Mais la rue miteuse était vide, à l’exception d’un chariot d’épicier qui se tenait devant l’une des petites maisons en bois. Elle courut jusqu’à elle et demanda au garçon qui la conduisait : « As-tu vu Stephen depuis que tu as tourné dans la rue ? Tu sais, le petit Stephen Knapp ? »
« Non, je ne l’ai pas vu », répondit le garçon en regardant la rue de haut en bas avec elle.
Une vieille femme mince sortit sur le perron de la maison voisine de celle des Knapp.
« Vous n’avez pas vu Stephen, n’est-ce pas, Mme Anderson ? » demanda la mère de Stephen.
« Non, je ne l’ai pas vu, Mme Knapp. Je ne crois pas qu’il soit sorti par cette froide journée. Il se cache quelque part sur vous. C’est ce que font les enfants, si on les laisse faire. Si c’était mon enfant, Mme Knapp, je le guérirais de ce tour avant même qu’il ne l’ait commencé – par la méthode des bardeaux en plus ! Je n’ai jamais laissé mes enfants prendre de l’avance sur moi. Une fois que vous les laissez prendre de l’avance sur vous avec quelque… »

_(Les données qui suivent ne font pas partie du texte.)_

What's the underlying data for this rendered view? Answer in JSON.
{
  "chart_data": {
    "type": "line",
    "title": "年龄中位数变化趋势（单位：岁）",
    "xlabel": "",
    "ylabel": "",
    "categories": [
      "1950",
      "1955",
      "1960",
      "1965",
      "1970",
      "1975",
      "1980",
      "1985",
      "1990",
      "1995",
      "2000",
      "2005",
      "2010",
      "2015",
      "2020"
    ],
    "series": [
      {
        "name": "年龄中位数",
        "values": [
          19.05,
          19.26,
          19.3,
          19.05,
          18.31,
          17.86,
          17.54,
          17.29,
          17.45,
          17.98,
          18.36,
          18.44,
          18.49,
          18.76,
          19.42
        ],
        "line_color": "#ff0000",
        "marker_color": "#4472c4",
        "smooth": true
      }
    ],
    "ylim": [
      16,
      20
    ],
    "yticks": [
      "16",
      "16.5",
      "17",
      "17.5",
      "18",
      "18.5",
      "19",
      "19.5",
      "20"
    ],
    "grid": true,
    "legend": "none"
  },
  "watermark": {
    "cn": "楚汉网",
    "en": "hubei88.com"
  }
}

Le visage anxieux de Mme Knapp rougit de ressentiment. Elle retourna dans sa propre maison et ferma la porte derrière elle.

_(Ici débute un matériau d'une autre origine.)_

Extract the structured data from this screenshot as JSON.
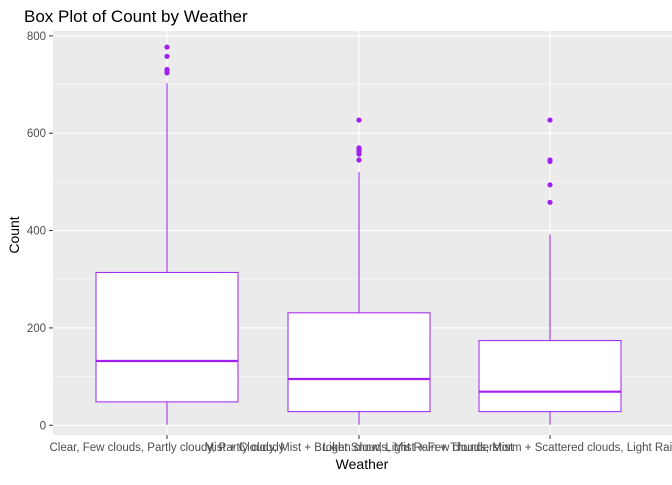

À l’intérieur, elle commença une recherche systématique de toutes les cachettes possibles, courant de l’une à l’autre, tantôt brûlante de colère, tantôt froide de peur, malade, malade d’incertitude. Elle n’appela pas l’enfant pour l’instant. Elle le chassa silencieusement et rapidement.
Mais il n’y avait pas de Stephen dans la maison. Il devait être sorti ! Même s’il était en sécurité, il serait déjà glacé jusqu’à l’os ! Et s’il n’était pas en sécurité ! Si seulement ils ne vivaient pas dans un quartier aussi abominable de la ville, si près de la gare de triage et des taudis ! Sa colère retomba. Elle oublia la banderille plantée dans sa vanité par la vieille Mme Anderson. Alors qu’elle enfilait ses vêtements, elle frissonnait de la tête aux pieds ; elle n’était rien d’autre qu’une mère aimante, souffrante et craintive. Si elle avait vu son Stephen se débattre dans les bras d’une douzaine de gros voyous, elle se serait jetée sur eux comme une tigresse, armée seulement de ses dents, de ses griffes et de son cœur passionné.
La main sur la poignée de la porte, elle pensa à un dernier endroit qu’elle n’avait pas fouillé. Le trou sombre sous l’escalier. Elle s’y dirigea et écarta le rideau.
Stephen était là, son ours en peluche serré dans ses bras, silencieux, son visage rond, sinistre et dur, et la regardait d’un air de défi.